Мы, если не все, то в большинстве своем относились к новому военкому с подозрением, а то и с открытым недоверием. Слева и справа слышались реплики:
— Ишь, как офицерик надрывается.
Помнили, что он «бывший». К другим не шло слово это. С нами вместе дрались многие офицеры царской армии. Нельзя сказать, что мы их любили, но ценили и уважали. Понимали — знающие дело люди, верно служат революции. Не выставляли они свое прошлое напоказ, не рисовались. А этот уж больно приметен. Конечно, можно упрекнуть: сейчас, мол, спустя почти пятьдесят лет критикуешь предателя, а тогда, небось, такого и в мыслях не было.
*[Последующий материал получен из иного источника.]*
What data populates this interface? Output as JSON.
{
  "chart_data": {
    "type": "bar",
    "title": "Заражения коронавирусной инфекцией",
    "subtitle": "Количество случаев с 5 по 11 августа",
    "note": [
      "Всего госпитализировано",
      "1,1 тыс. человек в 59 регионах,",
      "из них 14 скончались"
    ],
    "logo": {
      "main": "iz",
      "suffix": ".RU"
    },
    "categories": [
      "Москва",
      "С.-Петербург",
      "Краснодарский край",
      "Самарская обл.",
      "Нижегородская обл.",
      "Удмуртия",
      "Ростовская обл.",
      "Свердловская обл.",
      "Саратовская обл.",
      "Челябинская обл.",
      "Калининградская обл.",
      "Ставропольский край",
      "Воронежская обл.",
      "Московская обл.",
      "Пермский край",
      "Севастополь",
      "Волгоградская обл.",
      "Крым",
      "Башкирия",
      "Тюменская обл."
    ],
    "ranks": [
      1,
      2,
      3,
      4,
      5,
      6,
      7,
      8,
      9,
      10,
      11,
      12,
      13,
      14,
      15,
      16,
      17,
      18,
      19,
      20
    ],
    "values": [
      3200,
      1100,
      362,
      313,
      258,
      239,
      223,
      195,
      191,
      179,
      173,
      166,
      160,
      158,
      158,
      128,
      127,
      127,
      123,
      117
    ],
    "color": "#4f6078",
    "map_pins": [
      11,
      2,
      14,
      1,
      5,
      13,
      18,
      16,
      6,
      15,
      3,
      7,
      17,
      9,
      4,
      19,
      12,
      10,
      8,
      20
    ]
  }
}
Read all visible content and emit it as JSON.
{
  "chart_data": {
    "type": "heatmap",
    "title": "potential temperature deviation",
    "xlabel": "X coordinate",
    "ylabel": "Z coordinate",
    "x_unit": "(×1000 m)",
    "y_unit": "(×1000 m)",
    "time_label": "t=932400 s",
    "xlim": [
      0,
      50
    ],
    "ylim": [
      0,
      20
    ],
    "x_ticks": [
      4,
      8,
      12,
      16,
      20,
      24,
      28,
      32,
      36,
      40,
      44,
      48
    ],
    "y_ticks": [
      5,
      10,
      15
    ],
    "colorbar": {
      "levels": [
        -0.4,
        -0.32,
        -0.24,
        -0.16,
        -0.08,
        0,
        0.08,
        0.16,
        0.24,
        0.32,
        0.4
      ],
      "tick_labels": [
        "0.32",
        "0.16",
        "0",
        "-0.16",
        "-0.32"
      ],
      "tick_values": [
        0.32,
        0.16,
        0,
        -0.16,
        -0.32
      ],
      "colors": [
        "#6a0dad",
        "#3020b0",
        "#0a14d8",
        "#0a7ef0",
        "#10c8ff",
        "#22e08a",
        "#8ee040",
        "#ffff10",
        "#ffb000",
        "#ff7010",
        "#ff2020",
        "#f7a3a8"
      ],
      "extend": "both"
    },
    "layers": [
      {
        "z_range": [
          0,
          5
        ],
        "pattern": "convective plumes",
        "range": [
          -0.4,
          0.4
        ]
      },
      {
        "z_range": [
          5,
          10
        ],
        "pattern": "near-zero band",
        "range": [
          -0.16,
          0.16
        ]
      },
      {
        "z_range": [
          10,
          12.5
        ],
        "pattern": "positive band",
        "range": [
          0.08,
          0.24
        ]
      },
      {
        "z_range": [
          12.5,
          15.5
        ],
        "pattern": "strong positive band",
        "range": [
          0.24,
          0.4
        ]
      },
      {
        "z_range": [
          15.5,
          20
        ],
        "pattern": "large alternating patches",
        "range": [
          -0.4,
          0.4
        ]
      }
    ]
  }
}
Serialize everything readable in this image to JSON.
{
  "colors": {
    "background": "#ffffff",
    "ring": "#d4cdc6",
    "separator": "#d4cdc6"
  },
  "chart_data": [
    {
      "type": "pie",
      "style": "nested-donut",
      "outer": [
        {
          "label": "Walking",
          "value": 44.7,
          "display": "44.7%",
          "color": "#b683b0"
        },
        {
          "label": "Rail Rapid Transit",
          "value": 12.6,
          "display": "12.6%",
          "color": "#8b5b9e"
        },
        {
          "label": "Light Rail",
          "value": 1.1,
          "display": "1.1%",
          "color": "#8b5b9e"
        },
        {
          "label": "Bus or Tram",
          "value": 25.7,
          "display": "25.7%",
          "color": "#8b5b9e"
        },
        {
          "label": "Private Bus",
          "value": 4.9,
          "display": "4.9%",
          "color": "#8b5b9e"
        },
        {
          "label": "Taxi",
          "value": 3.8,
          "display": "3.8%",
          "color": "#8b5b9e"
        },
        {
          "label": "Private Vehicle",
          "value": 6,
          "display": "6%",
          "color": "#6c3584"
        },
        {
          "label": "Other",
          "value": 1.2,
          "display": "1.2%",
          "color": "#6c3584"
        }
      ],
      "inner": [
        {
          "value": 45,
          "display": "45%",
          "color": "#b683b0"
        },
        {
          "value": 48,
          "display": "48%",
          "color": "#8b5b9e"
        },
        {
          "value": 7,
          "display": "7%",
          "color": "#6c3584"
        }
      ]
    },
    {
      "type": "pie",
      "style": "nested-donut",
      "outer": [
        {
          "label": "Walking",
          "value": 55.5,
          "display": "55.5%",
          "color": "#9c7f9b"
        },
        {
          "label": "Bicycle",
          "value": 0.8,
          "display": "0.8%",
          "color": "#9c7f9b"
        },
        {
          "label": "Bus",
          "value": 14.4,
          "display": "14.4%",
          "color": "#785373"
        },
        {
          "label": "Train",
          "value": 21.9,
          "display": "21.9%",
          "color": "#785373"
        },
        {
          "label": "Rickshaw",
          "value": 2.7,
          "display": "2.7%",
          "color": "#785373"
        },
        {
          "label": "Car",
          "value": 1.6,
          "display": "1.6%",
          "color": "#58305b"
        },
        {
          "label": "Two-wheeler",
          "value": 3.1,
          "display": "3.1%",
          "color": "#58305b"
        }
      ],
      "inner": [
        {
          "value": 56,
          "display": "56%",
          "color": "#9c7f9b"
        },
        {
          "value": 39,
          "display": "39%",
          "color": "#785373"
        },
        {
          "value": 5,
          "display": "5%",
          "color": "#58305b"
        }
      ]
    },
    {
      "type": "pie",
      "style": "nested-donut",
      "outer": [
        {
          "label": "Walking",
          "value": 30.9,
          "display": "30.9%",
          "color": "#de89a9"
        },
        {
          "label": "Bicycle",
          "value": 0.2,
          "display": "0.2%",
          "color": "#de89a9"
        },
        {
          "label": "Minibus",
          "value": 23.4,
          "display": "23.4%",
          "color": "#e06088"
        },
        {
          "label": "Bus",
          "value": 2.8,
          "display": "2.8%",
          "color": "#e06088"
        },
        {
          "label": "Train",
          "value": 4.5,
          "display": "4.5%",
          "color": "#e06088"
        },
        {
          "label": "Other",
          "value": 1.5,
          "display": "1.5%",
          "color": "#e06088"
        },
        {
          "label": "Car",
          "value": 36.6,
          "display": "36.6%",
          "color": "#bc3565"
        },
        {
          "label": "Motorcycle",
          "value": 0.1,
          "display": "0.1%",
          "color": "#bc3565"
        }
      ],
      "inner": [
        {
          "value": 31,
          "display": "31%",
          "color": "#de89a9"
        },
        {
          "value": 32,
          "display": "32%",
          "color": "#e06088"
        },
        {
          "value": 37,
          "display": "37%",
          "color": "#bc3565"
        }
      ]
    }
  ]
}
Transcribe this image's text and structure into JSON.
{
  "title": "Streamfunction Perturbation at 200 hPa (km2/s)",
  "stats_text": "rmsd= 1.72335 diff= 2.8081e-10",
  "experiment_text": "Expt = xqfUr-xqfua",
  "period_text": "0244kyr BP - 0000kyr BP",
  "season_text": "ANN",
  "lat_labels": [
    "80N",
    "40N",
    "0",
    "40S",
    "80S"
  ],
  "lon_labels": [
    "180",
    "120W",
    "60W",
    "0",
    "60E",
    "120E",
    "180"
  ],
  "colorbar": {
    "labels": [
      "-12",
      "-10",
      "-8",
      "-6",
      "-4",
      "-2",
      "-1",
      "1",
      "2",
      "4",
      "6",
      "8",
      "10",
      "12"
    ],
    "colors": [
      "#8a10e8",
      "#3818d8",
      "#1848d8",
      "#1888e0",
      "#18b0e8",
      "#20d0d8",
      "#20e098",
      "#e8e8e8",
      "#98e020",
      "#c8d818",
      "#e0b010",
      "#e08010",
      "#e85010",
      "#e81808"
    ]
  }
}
Было! Это было. Да и не особенно-то мы считались с должностью. Все едино, кто перед нами. Если делом заслужил доверие, то пойдем за ним. Пойдем в бой, пойдем под огонь, под смертную пулю. Мы любили командиров простых, понятных, смелых. Тех, что с народом.
Осипов командиром не был, стоял далеко. Нам его судить да рядить не приходилось. Но отзывались о нем не лестно.
Во втором полку он смотр производил. Любил второй полк. По душе ему пришелся этот казарменный двор и ряд каменных бараков. Тут все было сделано добротно, с расчетом на долгие годы. Здесь прежде стоял второй запасной сибирский полк, от него-то и пошло название. Пережило революцию, осталось в первые годы советской власти. Потом срослось с именем Осипова. Он и второй полк — одно.
Красногвардейские части выстроились на плацу. Не было у нас вида. Кто как смог, так и оделся. Шинели, правда, у всех, а вот на голове да особенно на ногах черт знает что: сапоги, ботинки с обмотками и без обмоток, дырявые, латаные, ветхие. Вид ополченцев. И перед нами во всем своем блеске Осипов. Шагает вдоль строя пружинящим шагом, легкий, подтянутый. Клинок держит на весу, как городовой. Правая ладонь у козырька фуражки. Усики тянутся вверх, глаза тоже, смотрит куда-то поверх наших голов.
— Здрасте... Здрасте... — скороговоркой, по-офицерски сглатывая звуки, повторяет он.
Потом церемонно, с помощью вестового вскидывается в седло горячего текинца и уже с коня произносит речь. Начинает по-суворовски:
— Орлы! Богатыри революции!
Громко, лестно для нас. Конечно, по сути, может, и правильно, красногвардейцы беззаветно служили делу рабочего класса, стойко сражались под красным знаменем. Но не те слова, вроде. Лучше бы просто — товарищи, просто ребята.